For NAT, an improved freight market can be expected to result in a higher dividend, whilst a declining freight market could represent attractive fleet growth opportunities. As a matter of policy the company does not attempt to predict future spot rates.

The average daily rate for our spot vessels was $28,800 per day net to us during
2Q10 compared with $32,400 per day for 1Q10.

Strategy going forward:
NAT believe that the operating model of the company is working to the benefit of our shareholders. Financial turmoil and depressed shipping markets may represent attractive opportunities for expansion.
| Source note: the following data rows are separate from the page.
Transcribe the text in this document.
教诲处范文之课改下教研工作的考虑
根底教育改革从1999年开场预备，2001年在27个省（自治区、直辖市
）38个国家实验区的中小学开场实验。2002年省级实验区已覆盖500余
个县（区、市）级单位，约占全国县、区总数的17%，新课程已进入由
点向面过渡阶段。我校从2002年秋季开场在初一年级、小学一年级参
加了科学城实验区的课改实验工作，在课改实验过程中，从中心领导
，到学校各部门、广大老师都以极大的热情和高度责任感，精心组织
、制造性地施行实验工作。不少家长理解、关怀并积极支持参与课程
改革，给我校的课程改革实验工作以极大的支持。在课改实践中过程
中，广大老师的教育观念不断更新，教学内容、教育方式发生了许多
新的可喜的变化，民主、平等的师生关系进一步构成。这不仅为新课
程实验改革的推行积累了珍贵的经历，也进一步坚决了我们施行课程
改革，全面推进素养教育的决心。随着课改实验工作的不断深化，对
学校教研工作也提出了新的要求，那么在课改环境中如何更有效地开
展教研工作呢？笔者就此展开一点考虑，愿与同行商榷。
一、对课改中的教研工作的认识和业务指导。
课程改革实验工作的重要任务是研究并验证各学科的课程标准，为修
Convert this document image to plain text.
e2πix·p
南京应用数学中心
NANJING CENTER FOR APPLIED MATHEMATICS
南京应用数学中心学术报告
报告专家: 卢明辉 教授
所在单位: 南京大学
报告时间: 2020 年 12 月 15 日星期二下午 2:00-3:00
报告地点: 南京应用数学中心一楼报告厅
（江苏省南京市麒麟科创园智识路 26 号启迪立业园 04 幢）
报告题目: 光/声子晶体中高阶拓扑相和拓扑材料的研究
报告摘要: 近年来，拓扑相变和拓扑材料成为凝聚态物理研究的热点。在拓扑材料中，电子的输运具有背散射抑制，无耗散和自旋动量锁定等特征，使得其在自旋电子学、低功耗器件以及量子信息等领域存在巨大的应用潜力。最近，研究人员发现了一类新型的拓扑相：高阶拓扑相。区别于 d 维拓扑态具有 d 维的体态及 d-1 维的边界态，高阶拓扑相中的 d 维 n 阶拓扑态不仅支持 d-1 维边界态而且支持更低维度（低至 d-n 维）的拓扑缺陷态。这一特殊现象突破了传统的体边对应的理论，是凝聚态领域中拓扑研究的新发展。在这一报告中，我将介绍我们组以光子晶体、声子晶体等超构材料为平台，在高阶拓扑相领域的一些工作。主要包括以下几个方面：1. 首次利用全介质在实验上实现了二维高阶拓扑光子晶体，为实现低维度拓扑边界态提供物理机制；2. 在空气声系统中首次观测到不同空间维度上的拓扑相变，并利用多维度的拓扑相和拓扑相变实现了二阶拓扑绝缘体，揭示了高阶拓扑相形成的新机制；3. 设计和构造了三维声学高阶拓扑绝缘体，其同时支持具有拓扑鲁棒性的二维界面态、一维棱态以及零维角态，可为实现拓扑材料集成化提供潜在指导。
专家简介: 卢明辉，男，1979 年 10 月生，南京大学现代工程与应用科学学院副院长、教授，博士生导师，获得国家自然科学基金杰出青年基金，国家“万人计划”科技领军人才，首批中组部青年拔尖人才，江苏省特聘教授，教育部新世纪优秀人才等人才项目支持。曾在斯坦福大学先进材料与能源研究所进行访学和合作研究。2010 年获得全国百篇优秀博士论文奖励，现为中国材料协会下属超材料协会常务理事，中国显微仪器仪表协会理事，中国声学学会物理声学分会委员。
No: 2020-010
Our objective is to have a sustainable strategy that is flexible for both a strong market and a weak market. Thus, the Company essentially has the following strategic position going forward:

If the market is strong, good results and dividends can be expected. If the market is weaker, dividends will be lower. However, if rates remain down for a while, the company is in a position to buy ships inexpensively by historical standards, paving the way for even higher dividends when the market strengthens again. Several publicly traded tanker companies have significant net debt which could make it difficult for them to buy vessels in a weak market. In this way, the company has covered both scenarios.

11. Panama Canal Receives Bids, Last Major Expansion Project
The Panama Canal Authority (ACP) received three bids from international firms vying to dredge and excavate the Pacific Access Channel (PAC) entrance. This project represents the last major Expansion Program contract to be awarded and once completed, will allow larger ships to successfully enter the new access channel and reach the new Pacific Locks. Of note, the access channel will link the new Pacific locks with the Gaillard Cut (the narrowest stretch of the Panama Canal).

The ACP will award the contract to the firm with the lowest-priced bid that meets all of the terms and conditions stated by the tender in the request for proposals. The contractor then has a 90-day procurement and mobilization period before receiving the notice to proceed.

Below are the companies that submitted bids and the corresponding bid prices:
Jan De Nul    $54,550,647.00
International Underground Corporation    $55,329,492.00
BKI-MECO    $71,344,784.00

Expansion will build a new lane of traffic along the Panama Canal through the construction of a new set of locks, which will double capacity and allow more traffic and longer, wider ships.